Essa é a história de um brasileiro por adoção que plantou o negócio do turismo aqui nessas terras tropicais e cujo hobby, a música, “que levou muitos de nós” – nas palavras do jurista Hélio Bicudo – “a ouvir e a pensar na vida como uma sinfonia inacabada”.
Mayer Ambar (1926-1994), O Maestro, no título da biografia recém-lançada por Fábio Steinberg, com prefácio assinado adequadamente por João Carlos Martins (It Books/Cris Correa Editorial), trocou o Cairo pelo Rio, trabalhou na Pan Am e na Panair e fundou aquela que seria maior agência de viagens do Brasil da época, a Bel Air. A energia que exala de sua saga transforma-se em um alento para todos os que são vítimas da intolerância.
[nggallery id=14892]
Ao contrário do Egito remoto de Ramsés II – de quem Moisés e os judeus tiveram de fugir -, o Egito da primeira metade do século XX acolhia com espírito amistoso a diáspora judaica, que ali começou a se estabelecer um século antes, refugiando-se dos pogroms da Europa Oriental e das perseguições na Síria e no Iraque.
Os judeus do Egito mantiveram sua identidade e suas tradições, como o shabat, mas a convivência com os muçulmanos dentro dos mesmos bairros, prédios ou ruas transcorria em grande harmonia. “Uns e outros se cruzam com naturalidade a caminho das mesquitas ou das inúmeras sinagogas”, anota Steinberg.

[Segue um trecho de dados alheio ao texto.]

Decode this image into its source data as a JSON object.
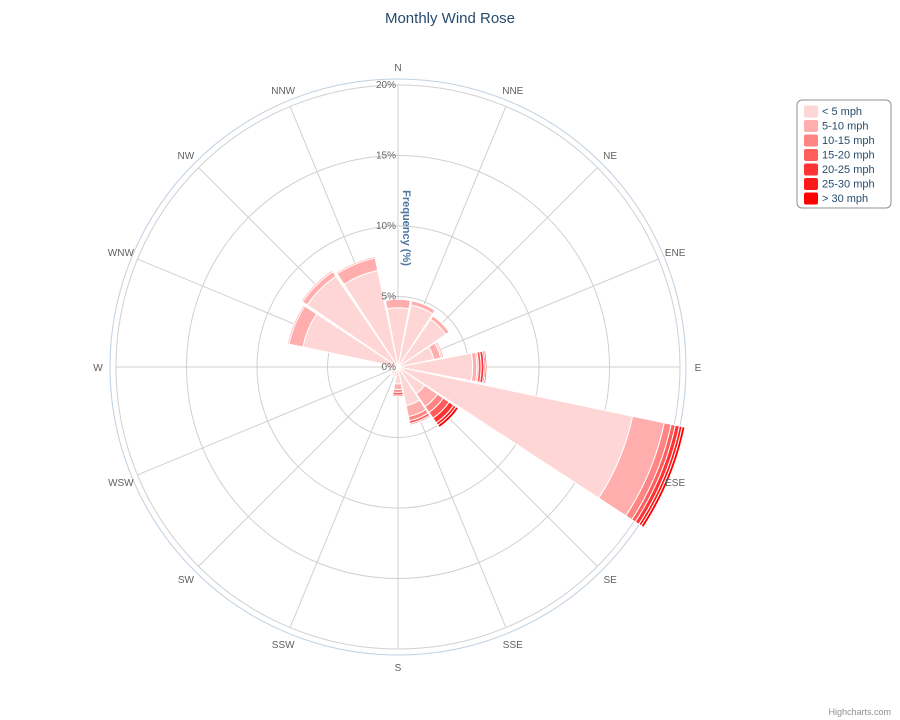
{
  "chart_data": {
    "type": "bar",
    "subtype": "stacked-polar-wind-rose",
    "title": "Monthly Wind Rose",
    "ylabel": "Frequency (%)",
    "ylim": [
      0,
      20
    ],
    "y_ticks": [
      "0%",
      "5%",
      "10%",
      "15%",
      "20%"
    ],
    "categories": [
      "N",
      "NNE",
      "NE",
      "ENE",
      "E",
      "ESE",
      "SE",
      "SSE",
      "S",
      "SSW",
      "SW",
      "WSW",
      "W",
      "WNW",
      "NW",
      "NNW"
    ],
    "grid": true,
    "legend_position": "top-right",
    "series": [
      {
        "name": "< 5 mph",
        "color": "#ffd6d6",
        "values": [
          4.2,
          4.5,
          4.1,
          2.6,
          5.3,
          17.0,
          2.3,
          2.8,
          1.2,
          0.6,
          0.6,
          0.3,
          0.8,
          6.9,
          7.8,
          7.0
        ]
      },
      {
        "name": "5-10 mph",
        "color": "#ffadad",
        "values": [
          0.6,
          0.3,
          0.3,
          0.5,
          0.3,
          2.3,
          1.1,
          0.8,
          0.4,
          0.1,
          0.1,
          0.1,
          0.1,
          1.0,
          0.4,
          0.9
        ]
      },
      {
        "name": "10-15 mph",
        "color": "#ff8585",
        "values": [
          0.0,
          0.0,
          0.05,
          0.1,
          0.1,
          0.5,
          0.5,
          0.3,
          0.2,
          0.05,
          0.05,
          0.0,
          0.05,
          0.1,
          0.1,
          0.1
        ]
      },
      {
        "name": "15-20 mph",
        "color": "#ff5c5c",
        "values": [
          0.0,
          0.0,
          0.0,
          0.1,
          0.2,
          0.3,
          0.5,
          0.2,
          0.2,
          0.0,
          0.0,
          0.0,
          0.0,
          0.0,
          0.0,
          0.0
        ]
      },
      {
        "name": "20-25 mph",
        "color": "#ff3333",
        "values": [
          0.0,
          0.0,
          0.0,
          0.0,
          0.2,
          0.3,
          0.4,
          0.1,
          0.1,
          0.0,
          0.0,
          0.0,
          0.0,
          0.0,
          0.0,
          0.0
        ]
      },
      {
        "name": "25-30 mph",
        "color": "#ff1a1a",
        "values": [
          0.0,
          0.0,
          0.0,
          0.0,
          0.1,
          0.2,
          0.2,
          0.0,
          0.0,
          0.0,
          0.0,
          0.0,
          0.0,
          0.0,
          0.0,
          0.0
        ]
      },
      {
        "name": "> 30 mph",
        "color": "#ff0000",
        "values": [
          0.0,
          0.0,
          0.0,
          0.0,
          0.1,
          0.2,
          0.2,
          0.0,
          0.0,
          0.0,
          0.0,
          0.0,
          0.0,
          0.0,
          0.0,
          0.0
        ]
      }
    ],
    "credits": "Highcharts.com"
  }
}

Nesse ambiente de respeito recíproco em que foi criado o menino Gaston (Mayer, no registro de nascimento, mas a mãe Aimeé, antes Habiba, preferiu o apelido afrancesado), os judeus egípcios galgaram status social e prestígio intelectual (basta lembrar um pioneiro, o historiador inglês nascido em Alexandria, Eric Hobsbawm). Os Ambar – o pai, Saleh, a mãe e quatro filhos, antes do caçula Mayer – estavam entre os que desfrutavam dos tempos de bonança e concórdia.
Os ventos do deserto só começaram a soprar contra a comunidade judaica ao fim da Segunda Guerra, com a turbulenta instalação do Estado de Israel nas vizinhanças e o acirramento do nacionalismo árabe e do sentimento antissionista. A decisão de partir amadurece em Ambar, ao se encharcar no livro de outro desterrado célebre, Stefan Zweig, judeu austríaco que encontra no Brasil “o país do futuro”, com a promessa de um eldorado do outro lado do Atlântico. Por Zweig, ele dispensa a Argentina, então mais próspera, destino natural dos emigrados. No encantamento de Zweig, ele escolhe o Rio de Janeiro.
Chega em 1948, com a família a tiracolo. Começo difícil, acidentado, mas logo Mayer – ele aqui deixa para trás, de vez, o Gaston da infância – irá trilhar, com sua energia de visionário, o caminho aberto por seu melhor atributo: sua simpatia carismática e cativante.
Apóstolo da harmonia e filho da tolerância, Mayer Ambar jamais se deixará contaminar por aquele ethos empresarial baseado na cotovelada e no conflito. De sorridente atendente de aeroporto a dono de sua própria agência de turismo, Mayer manterá até o fim da vida essa coerência que junta audácia e dinamismo com amizade e solicitude.
Passou pelo mundo como quem soletrasse a partitura da Sinfonia no 7, de Beethoven, aquela que, menino ainda, o fez aprender piano e se apaixonar pela música. Empreendedor de sucesso, Mayer foi, muito mais que isso, uma figuraça. A elegante narrativa de Fábio Steinberg faz enfim justiça a ela.